もはや孔子の名を知らないのは小学生以下のお子ちゃまくらいのものでしょうが、孔子がどんな半生を送ったかについては意外と知らない人が多いのではないでしょうか?
特に、彼がどのような家庭に生まれ、どのような子供時代や青春時代を送ったのかを知る人はほとんどいないでしょう。というわけで今回は、孔子の幼少期から青年期にスポットをあてて彼がなぜ儒教という立派な思想を打ち立てて聖人となれたのか、その秘密に迫っていきたいと思います。
パパとママの年齢差には加藤茶もビックリ!
孔子が春秋時代の魯の国に生まれたことを知る人は少なくないでしょう。しかし、彼のパパとママがどんな人なのかまで知っているという人はなかなかいないと思います。

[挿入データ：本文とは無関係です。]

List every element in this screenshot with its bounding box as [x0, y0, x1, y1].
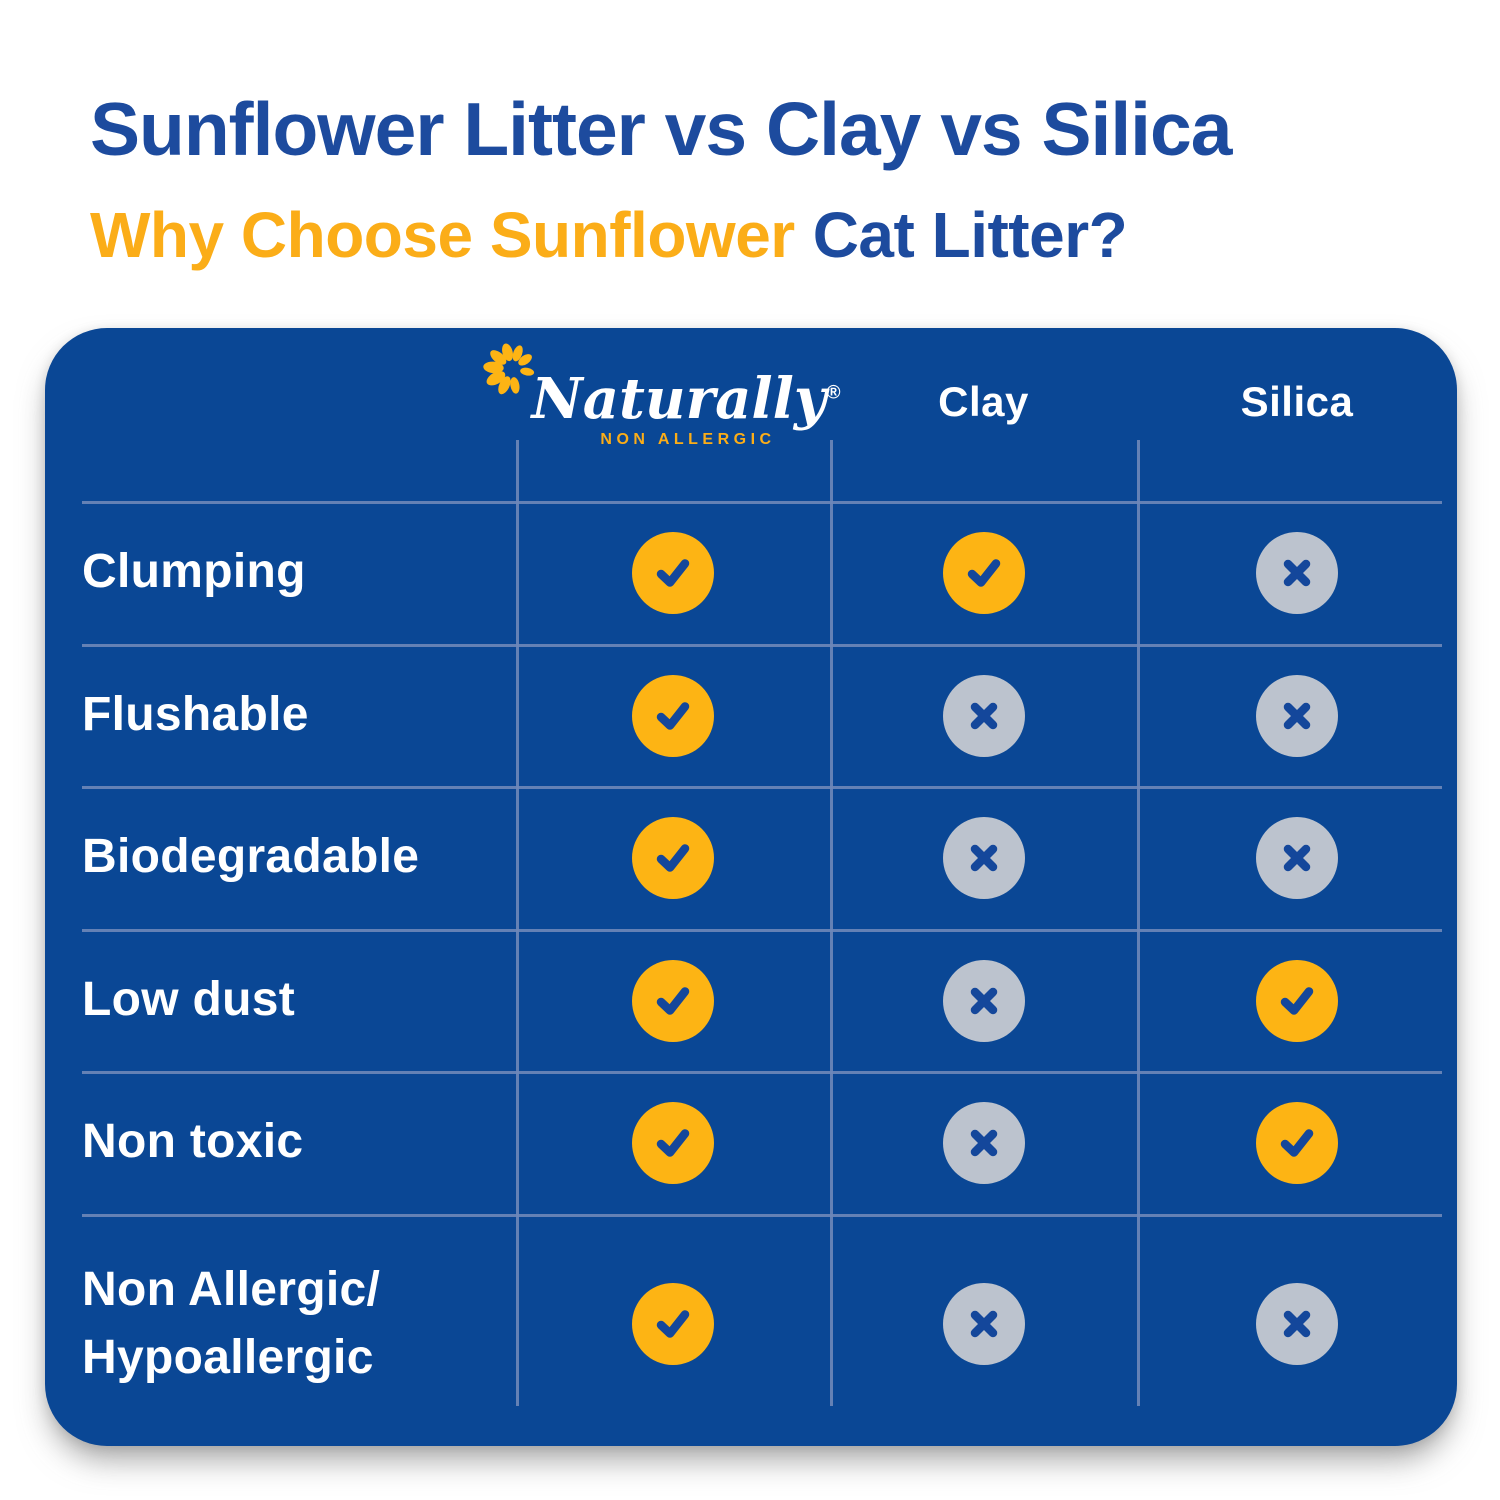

彼のパパやママについては、司馬遷『史記』などの書物にその記述が散見されます。パパの名前は叔梁紇と言って、魯でも有名な武人だったそう。そして、ママの名前は顔徴在。身分はそれほど高くない巫女だったようです。しかしこの2人、とんでもなく年が離れていたと言われています。孔子が生まれたとき、パパは70歳を超えていたのに対し、ママは16歳もしくは18歳!
パパについては66歳との説もありますが、それにしたって親と子どころか孫と子くらい離れているこの年齢差には加藤茶もビックリしてしまうでしょうね。そしてさらに、この2人、どうやら正式に結婚していなかった模様…。2人に一体何があったのかはわかりませんが、孔子も幼少期はかなり苦労したのではないでしょうか。
葬式ごっこという不気味な遊びを好む
パパと呼ぶには年をとりすぎていた叔梁紇は、やっぱりと言うべきか、孔子が3歳になったときに亡くなってしまいます。その後は女手一つで孔子を育てた若き母・顔徴在。現代も母一人で子を養うのは大変ですが、その当時は更に大変だったことでしょう。
孔子はこの苦労する母の姿を見て育ったため、「孝」という考えを特に大切にしたのかもしれません。そんな彼は巫女である母の影響を色濃く受けたのか、葬式ごっこなる不気味な遊びに興じていたのだそう…。実は、後に「亜聖」と称される孔子の弟子・孟子は墓地の近くに住んだ際に葬式ごっこをしていたのを母に目撃され、「墓の近くに住んでいるから我が子が…!」とビビった母によって引っ越しさせられています。
孟子のママは許してくれなかったようですが、巫女である孔子のママ・顔徴在は「私の真似ばかりして…」と微笑ましく思っていたのかもしれません。しかし、そんな孔子のママも孔子が17歳のときに亡くなってしまいます。たったの17歳で天涯孤独となってしまった孔子でしたが、独学で礼を学び続けたと言われています。
立つよりもまず結婚
孔子のパパは70歳前後で孔子という子をもうけましたが、孔子は彼を反面教師にでもしたのか、わずか19歳で結婚して20歳で第一子をもうけています。
でも…あれ?ちょっとおかしくないですか?孔子は自分の半生を振り返って、次のような言葉を残していますよね。
吾十有五にして学に志す。三十にして立つ。
まだ立ってないのに、先に結婚しちゃってるじゃないですか!実は、孔子がはじめて魯に仕官したのは28歳。無職なのに家庭を持っちゃっています。
まぁ、「三十にして立つ」というのは学問を十分に修めて弟子をとれるようになったということなのですが、それにしたってやっぱり無職だったわけで…。しかし、天涯孤独だった孔子を可哀想に思った誰かが孔子に家族をつくってやりたくてはやく結婚させたと考えることもできるかもしれません。孔子は一家の主としてというよりも、入り婿のような形で妻の実家にお世話になっていたのかもしれませんね。
三国志ライターchopsticksの独り言
父には早くに死なれ、死者の魂を鎮める母の姿だけを見て育った孔子が特に礼に興味を抱いたというのは十分頷けることでしょう。礼に深い思い入れがあった孔子は、魯の国で礼がまともに執り行われていないことを嘆き、周代の礼を復活させて世を導いてくれる理想の主君を求めて旅をするようになります。
早くに亡くなってしまったとはいえど、彼を偉大な思想家に育てたのは間違いなくその母・顔徴在だったのです。